For those like me who are deeply interested in gender equity and believe our home lives are integral to how women are able to participate in public life, it’s a conundrum. An important part of advancing change is making sure there are new and different attitudes around caregiving highlighted in mass media – both in news coverage and in fictional TV and film, so highlighting and praising these changes IS actually helpful to larger goals of gender equity in caregiving. But do Dads deserve praise for caregiving tasks mothers do by default that no one ever notices?
Regardless of whether Dads actually deserve the praise for caregiving, we should give it to them anyway. We should give public praise to media figures, cultural influencers, and men who are somehow taking risks by defying social expectations around care because it works as positive reinforcement and makes it less risky for other dads to follow suit. But with this praise comes responsibility, including to acknowledge that moms don’t receive the same reception for parenting. Dads who garner caregiving praise should use that moment to mention that they think it’s important for parents to share tasks equally or that they have noticed their female partner or other moms aren’t lauded in the same way. And if they have a platform or a position of power like some of the dads mentioned here, they should use it to promote men’s caregiving and call out gendered double standards.
Also, let me be clear. On the individual family level, I do not think mothers should be wildly praising fathers for contributing to caregiving and domestic tasks. Partner’s standards and expectations of dads in relationships should remain high and equity is an ongoing and constantly moving goal. I personally think a big reason dads do these public-facing challenges to care norms isn’t just because they want to but also because their wives are expecting and demanding different dynamics at home. The wives of several of the men listed above are prominent and very successful in their own right.
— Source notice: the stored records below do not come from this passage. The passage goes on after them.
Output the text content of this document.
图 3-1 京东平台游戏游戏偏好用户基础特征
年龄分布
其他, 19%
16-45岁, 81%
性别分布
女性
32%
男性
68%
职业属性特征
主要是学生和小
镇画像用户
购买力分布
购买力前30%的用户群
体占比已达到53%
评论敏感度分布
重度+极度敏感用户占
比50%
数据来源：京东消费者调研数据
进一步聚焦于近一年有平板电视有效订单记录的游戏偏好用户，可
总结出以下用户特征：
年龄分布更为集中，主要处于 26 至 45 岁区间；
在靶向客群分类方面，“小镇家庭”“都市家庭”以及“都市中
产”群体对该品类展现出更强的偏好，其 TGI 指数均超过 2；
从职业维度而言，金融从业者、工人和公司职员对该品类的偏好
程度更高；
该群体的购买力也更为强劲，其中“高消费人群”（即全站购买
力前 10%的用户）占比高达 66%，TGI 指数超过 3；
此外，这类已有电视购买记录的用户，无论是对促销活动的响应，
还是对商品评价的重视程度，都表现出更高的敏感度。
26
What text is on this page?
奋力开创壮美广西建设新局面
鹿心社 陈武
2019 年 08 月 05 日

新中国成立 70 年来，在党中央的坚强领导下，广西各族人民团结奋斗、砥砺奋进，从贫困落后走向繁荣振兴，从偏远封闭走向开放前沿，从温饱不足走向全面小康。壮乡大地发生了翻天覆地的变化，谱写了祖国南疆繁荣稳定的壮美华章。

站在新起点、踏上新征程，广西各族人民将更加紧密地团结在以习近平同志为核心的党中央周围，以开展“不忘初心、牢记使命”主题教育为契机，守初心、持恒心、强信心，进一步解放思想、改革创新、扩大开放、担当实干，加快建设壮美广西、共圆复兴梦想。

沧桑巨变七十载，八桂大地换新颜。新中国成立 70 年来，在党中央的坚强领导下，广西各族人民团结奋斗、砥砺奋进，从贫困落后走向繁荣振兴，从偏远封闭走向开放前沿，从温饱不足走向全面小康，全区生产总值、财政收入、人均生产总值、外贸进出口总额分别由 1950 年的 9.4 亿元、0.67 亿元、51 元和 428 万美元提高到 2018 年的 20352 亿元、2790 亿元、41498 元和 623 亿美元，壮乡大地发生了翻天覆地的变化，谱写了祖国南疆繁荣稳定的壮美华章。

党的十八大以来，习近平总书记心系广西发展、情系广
Or, maybe instead of saying Dads don’t deserve praise but we should give it to them anyway, we should instead say that we ALL deserve praise. Caregiving is hard, especially in a country with minimal support for parents and a fierce culture of individualism. Although it doesn’t happen often, I personally enjoy compliments for managing my three boys on a solo outing or being offered respect for doing the hard work of raising twins. For every suppressed eye roll about how a dad who does daycare pickup is “dad of the year” we will only get to normalization if more men keep doing this. It’s also everyone’s job to remind Dads that this praise isn’t a red light to stop where they are in the quest for equality at home but cheering signs of encouragement along the marathon route.
A practice I've been thinking about, is to set the standard that each adult in the house gets equal free time to rest, have hobbies, see friends, etc. That's an idea people can more easily get around. Then the issue is just how to divvy up the tasks so everyone gets equal rest.
I tend to believe that if you reinforce good behavior you get good behavior. When we want politicians to advocate for us, we have to let them know they did a good job. People hate to feel unappreciated. We don't have to turn every little thing into an attaboy but if someone is trying to change culture on their own that's really daunting. Showing solidarity is key.